Gambar 25. Contoh toleransi umum

Toleransi Khusus
Toleransi khusus adalah toleransi di luar angka toleransi umum, dan diletakkan langsung setelah
angka nominalnya.

Gambar 26. Contoh toleransi khusus

Toleransi Suaian
Biasanya toleransi suaian dipakai pada benda kerja yang berpasangan, seperti misalnya Poros dan
As. Untuk toleransi ini biasanya menggunakan symbol Huruf, untuk lubang biasanya menggunakan
huruf Kapital / Huruf besar, sedangkan untuk poros menggunakan huruf kecil.
Untuk mudahnya, toleransi suaian ini kita jelaskan dengan mengaplikasikannya pada bentuk lubang
dan poros yang berpasangan satu sama lain. Harga toleransi suaian yang dicantumkan menentukan
keadaan kelonggaran antara lubang dan poros tersebut. Keadaan suaian dibagi menjadi 3 jenis :

Suaian longgar (clearance fit)

Harga toleransi yang menghasilkan keadaan longgar antara lubang dan poros

Suaian luncur (sliding fit)

Harga toleransi yang menghasilkan keadaan luncur/halus antara lubang dan poros.m Pada
keadaan

ini, antara poros dan lubang nyaris tanpa kelonggaran, gap yang tercipta antara

lubang dan poros

berkisar antara 0.002-0.02mm (tergantung dari ukuran nominal lubang-poros).

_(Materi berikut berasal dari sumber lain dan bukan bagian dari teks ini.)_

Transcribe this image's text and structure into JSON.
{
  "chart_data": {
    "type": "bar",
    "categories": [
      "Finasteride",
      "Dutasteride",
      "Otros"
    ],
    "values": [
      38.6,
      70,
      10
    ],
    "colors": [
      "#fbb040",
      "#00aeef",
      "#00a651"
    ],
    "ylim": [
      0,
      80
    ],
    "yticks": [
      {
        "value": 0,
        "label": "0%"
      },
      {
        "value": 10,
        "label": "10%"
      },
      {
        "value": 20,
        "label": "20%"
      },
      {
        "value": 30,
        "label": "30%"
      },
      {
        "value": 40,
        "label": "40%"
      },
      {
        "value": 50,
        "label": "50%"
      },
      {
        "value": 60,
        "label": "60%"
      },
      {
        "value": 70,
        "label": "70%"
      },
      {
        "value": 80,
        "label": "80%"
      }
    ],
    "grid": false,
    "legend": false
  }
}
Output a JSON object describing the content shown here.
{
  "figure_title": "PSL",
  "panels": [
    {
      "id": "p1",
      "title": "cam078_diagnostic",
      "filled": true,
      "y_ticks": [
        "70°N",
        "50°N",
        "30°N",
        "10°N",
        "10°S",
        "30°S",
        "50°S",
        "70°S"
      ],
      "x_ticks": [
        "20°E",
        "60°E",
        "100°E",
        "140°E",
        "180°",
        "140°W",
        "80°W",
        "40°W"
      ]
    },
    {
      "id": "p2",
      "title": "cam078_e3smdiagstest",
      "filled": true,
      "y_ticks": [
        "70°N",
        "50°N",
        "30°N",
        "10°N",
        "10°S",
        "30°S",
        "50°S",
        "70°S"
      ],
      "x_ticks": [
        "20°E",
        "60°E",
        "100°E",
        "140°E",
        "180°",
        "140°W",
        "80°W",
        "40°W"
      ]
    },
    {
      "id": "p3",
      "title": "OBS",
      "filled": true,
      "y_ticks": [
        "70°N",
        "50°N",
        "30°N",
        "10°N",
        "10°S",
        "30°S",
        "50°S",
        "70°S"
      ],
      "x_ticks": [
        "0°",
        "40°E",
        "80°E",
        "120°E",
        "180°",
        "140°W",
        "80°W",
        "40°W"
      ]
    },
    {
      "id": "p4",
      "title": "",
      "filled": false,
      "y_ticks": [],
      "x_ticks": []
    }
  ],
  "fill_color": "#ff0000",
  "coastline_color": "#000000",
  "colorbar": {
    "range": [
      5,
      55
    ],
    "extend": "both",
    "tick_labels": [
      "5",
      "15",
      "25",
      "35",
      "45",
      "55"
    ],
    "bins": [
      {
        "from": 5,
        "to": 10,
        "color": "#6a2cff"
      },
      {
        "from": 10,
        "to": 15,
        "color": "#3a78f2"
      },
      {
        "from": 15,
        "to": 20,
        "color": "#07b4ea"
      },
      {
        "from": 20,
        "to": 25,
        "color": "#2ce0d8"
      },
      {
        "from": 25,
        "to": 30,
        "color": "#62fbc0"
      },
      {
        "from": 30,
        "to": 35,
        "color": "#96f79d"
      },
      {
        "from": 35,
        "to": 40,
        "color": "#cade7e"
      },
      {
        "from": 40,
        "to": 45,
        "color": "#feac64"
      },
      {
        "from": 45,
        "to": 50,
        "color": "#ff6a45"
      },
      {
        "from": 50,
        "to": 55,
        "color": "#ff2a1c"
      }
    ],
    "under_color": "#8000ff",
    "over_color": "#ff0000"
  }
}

Suaian sesak (interference fit)

Harga toleransi yang meghasilkan keadaan sesak antara lubang dan poros. Pada keadaan ini ukuran
poros lebih besar daripada ukuran lubang, yang memerlukan usaha tersendiri untuk memasang poros
ke lubang tersebut (menggunakan tenaga manusia dibantu alat ketok, menggunakan mesin press,
menggunakan metoda pemanasan lubang, dsb).
Ukuran yang menggunakan harga toleransi suaian mencantumkan angka nominal, simbol toleransi
dan angka toleransinya yang ditulis di dalam kurung (angka ini dituliskan hanya apabila diperlukan,
misalnya pihak pengguna gambar tidak memiliki table standar suaian ISO).
Khusus pada gambar susunan, angka nominal dari benda harus mencantumkan harga toleransi
untuk kedua benda, lubang maupun poros.